Pulmonary Candidiasis Associated with COVID-19: Evaluation of Causative Agents and their Antifungal Susceptibility Patterns

Document Type : Original Article


1 Pediatric Infections Research Center, Research Institute for Children Health, Shahid Beheshti University of Medical Sciences, Tehran, Iran

2 Center for Research and Training in Skin Diseases and Leprosy, Tehran University of Medical Sciences, Tehran, Iran


Background: The purpose of the present study was to isolate Candida species from individuals with the COVID-19 disease and evaluate the susceptibility pattern of Candida spp. to routine antifungal drugs.
Materials and Methods: A total of 25 Candida spp. isolated from hospitalized patients with COVID-19, who were suspected to have pulmonary candidiasis, and 26 archived Candida spp. specimens were enrolled in this study.
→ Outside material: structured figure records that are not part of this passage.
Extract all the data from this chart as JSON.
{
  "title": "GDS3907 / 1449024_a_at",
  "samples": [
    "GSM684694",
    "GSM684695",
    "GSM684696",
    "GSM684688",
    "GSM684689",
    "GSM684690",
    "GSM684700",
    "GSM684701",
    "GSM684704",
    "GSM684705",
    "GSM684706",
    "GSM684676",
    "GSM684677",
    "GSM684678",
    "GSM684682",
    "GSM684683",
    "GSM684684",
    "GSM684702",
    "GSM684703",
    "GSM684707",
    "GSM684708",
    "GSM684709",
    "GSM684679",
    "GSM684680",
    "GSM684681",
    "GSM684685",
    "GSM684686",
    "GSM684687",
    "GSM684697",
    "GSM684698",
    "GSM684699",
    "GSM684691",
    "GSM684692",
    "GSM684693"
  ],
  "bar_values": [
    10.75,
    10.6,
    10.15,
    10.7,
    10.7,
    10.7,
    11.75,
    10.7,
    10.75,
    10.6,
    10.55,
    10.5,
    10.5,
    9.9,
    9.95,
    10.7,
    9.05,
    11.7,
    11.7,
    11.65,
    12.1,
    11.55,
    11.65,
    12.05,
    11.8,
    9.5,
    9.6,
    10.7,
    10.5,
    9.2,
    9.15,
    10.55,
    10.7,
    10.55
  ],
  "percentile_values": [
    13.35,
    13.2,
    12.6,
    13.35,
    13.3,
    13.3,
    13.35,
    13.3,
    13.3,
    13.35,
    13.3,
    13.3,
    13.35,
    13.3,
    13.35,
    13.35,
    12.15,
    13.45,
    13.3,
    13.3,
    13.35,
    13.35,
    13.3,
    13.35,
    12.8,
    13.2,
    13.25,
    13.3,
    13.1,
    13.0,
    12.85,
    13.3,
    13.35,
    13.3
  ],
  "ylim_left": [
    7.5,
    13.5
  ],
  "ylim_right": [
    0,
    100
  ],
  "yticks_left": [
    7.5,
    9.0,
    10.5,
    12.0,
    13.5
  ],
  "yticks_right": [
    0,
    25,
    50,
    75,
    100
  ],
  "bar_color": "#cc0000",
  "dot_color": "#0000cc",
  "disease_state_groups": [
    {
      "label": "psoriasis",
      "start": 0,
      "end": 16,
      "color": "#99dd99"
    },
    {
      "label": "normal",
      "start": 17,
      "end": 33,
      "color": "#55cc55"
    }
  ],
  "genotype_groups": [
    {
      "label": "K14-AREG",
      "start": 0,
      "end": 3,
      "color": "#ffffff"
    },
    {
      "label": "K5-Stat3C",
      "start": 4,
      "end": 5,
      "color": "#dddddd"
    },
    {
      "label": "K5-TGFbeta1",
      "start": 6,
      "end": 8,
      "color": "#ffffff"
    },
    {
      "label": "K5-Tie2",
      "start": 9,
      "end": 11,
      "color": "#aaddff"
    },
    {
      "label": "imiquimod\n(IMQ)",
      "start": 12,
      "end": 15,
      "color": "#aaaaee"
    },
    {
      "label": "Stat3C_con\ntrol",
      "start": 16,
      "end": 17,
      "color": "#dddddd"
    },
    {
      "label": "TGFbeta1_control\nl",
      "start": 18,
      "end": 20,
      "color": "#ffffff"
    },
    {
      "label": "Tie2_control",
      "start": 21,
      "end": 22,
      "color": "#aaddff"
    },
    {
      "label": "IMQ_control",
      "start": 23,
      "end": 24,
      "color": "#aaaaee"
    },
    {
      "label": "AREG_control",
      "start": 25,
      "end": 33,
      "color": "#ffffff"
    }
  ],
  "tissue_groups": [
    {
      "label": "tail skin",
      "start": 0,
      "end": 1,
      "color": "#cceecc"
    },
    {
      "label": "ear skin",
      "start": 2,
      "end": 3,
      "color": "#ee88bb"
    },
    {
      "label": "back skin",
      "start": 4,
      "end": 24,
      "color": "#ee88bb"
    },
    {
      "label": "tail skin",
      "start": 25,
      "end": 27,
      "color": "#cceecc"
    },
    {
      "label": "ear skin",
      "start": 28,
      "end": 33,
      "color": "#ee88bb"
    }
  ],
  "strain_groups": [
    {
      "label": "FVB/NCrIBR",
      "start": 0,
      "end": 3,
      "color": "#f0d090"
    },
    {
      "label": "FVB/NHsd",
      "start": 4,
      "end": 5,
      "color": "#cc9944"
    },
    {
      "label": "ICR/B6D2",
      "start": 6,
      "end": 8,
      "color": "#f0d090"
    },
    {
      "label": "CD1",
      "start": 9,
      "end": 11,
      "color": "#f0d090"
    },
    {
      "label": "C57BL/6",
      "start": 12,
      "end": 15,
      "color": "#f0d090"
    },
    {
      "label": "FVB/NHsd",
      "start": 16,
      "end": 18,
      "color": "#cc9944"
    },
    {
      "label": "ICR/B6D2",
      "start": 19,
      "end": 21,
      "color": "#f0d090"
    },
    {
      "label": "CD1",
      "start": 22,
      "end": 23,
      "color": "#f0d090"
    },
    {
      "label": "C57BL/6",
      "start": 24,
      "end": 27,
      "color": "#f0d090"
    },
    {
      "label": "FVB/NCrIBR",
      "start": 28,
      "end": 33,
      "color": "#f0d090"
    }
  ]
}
For the identification of Candida spp., PCR was performed to detect and amplify the ITS1 and ITS4 genes. Then the products were subjected to the Msp I restriction enzyme to precisely identify the species. The amplification of the WHP1 gene was conducted to identify Candida albicans species. The antifungal activities of routine drugs and the synthesize AuNPs against Candida spp. were assessed based on the protocols presented by the Clinical and Laboratory Standards Institute M60.
Results: In the present study, C. albicans (24; 96%) and C. parapsilosis (1; 4%) were identified as the etiologic agents of the pulmonary candidiasis associated with the COVID-19 infection. Voriconazol and amphotericin B had superior activity against all the isolates in this study. Treatment with fluconazole and itraconazole did not significantly change the formation of colony-forming units (CFU). However, treatment with the AuNPs significantly decreased (within the range of 92-99.1%; P<0.05) the number of CFUs.
Conclusion: The azole prophylaxis has likely been associated with the development of resistant isolates; the results of the present study suggested the promising role of novel antifungal agents such as AuNPs in overcoming drug resistant fungi.